Dalam sejarah Indonesia, orang Tionghoa dianggap 'orang asing' dan sulit diterima orang pribumi. Menurut Charles Coppel, susahnya etnik Tionghoa diterima kaum nasionalis Indonesia dimulai sejak zaman kolonial. Masyarakat kolonial membeda-bedakan penduduk Indonesia berdasarkan ras atau suku bangsa dan pemikiran kaum nasionalis Indonesia telah banyak dipengaruhi cara berpikir kolonialis Belanda sehingga mengakibatkan terpisahnya peranakan Tionghoa dari pergerakan nasional Indonesia. Selain itu, nasionalisme Tionghoa timbul lebih awal daripada nasionalisme Indonesia. Nasionalisme Tionghoa inilah yang menjauhkan etnik Tionghoa, termasuk peranakan dari nasionalisme Indonesia yang dipimpin pribumi.

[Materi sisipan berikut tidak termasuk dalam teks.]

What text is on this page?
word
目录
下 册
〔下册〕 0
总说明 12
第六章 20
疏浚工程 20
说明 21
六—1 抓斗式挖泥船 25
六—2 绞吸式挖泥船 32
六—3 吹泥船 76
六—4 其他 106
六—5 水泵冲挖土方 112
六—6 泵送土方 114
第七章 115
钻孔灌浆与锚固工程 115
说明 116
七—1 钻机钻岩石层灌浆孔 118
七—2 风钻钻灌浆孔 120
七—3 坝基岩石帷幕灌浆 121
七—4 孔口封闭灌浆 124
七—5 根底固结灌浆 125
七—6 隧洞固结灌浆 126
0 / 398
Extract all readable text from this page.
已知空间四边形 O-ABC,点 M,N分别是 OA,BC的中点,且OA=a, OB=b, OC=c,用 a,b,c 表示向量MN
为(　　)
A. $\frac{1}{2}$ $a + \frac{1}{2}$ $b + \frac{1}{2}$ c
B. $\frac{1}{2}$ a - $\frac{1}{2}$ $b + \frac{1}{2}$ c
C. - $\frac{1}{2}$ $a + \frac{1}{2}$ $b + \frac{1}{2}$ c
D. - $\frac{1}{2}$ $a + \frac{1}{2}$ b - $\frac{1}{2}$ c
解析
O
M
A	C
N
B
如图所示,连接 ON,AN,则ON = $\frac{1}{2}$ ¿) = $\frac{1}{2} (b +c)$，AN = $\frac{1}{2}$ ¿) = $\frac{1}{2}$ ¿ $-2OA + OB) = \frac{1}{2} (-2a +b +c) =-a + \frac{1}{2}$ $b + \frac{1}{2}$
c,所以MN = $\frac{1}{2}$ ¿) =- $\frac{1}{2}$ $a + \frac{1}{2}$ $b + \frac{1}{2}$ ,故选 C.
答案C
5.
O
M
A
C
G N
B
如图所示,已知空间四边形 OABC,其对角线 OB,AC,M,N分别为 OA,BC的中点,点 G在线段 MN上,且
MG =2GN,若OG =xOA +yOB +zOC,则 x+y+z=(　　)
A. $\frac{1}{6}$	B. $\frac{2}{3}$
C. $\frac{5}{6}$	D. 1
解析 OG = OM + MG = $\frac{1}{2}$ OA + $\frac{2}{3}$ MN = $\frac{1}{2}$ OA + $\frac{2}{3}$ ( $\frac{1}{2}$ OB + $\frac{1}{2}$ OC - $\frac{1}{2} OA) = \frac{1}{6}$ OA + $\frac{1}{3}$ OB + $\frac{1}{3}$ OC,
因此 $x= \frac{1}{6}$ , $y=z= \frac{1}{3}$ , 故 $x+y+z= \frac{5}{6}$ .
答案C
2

Beberapa orang Tionghoa pernah mencoba untuk mengidentifikasikan diri mereka dengan para nasionalis Indonesia, misalnya Liem Koen Hian dari Partai Tionghoa Indonesia. Namun, gerakan ini kurang berhasil (Suryadinata, 1981). Sebenarnya, sejumlah tokoh prakemerdekaan pada 1930-an, seperti Dr Tjipto Mangoenkoesoemo dan Amir Sjarifuddin mendefinisikan bangsa secara politik dan secara eksplisit memasukkan etnik Tionghoa, seperti Liem Koen Hian ke dalam konsep Indonesier (istilah Belanda untuk orang Indonesia).
Pada Maret 1963, Soekarno memperjelas konsep yang pernah ia lontarkan pada 1945 tentang status orang Tionghoa dalam wadah negara Indonesia, ketika ia menyampaikan pidato di Kongres Badan Permusyawaratan Kewarganegaraan Indonesia (Baperki). Ia menyatakan bahwa peranakan Tionghoa ialah suku Indonesia. Suku artinya kaki. Bangsa Indonesia memiliki banyak kaki, sama seperti lipan yang memiliki kaki Jawa, kaki Sunda, kaki Sumatra, kaki Irian, kaki Dayak, kaki Bali, kaki Sumba, dan kaki peranakan Tionghoa. Kaki peranakan ialah salah satu dari kaki-kaki kebangsaan (Siauw, 1963).
Di era Orde Baru (Orba), HM Soeharto menerapkan kebijakan asimilasi untuk menggabungkan etnik Tionghoa yang berasal dari kelompok nonpribumi ke dalam tubuh penduduk asli. Sehubungan dengan asimilasi, Donald Horowitz membedakan dua jenis asimilasi, yaitu inkorporasi dan amalgamasi. Yang pertama berarti bahwa satu kelompok tertentu mengambil identitas kelompok yang lainnya, sedangkan yang kedua berarti dua kelompok atau lebih yang digabung untuk membentuk sebuah kelompok yang baru yang lebih besar (Glazer dan Moynihan, 1975). Model yang diacu Indonesia ialah model inkorporasi.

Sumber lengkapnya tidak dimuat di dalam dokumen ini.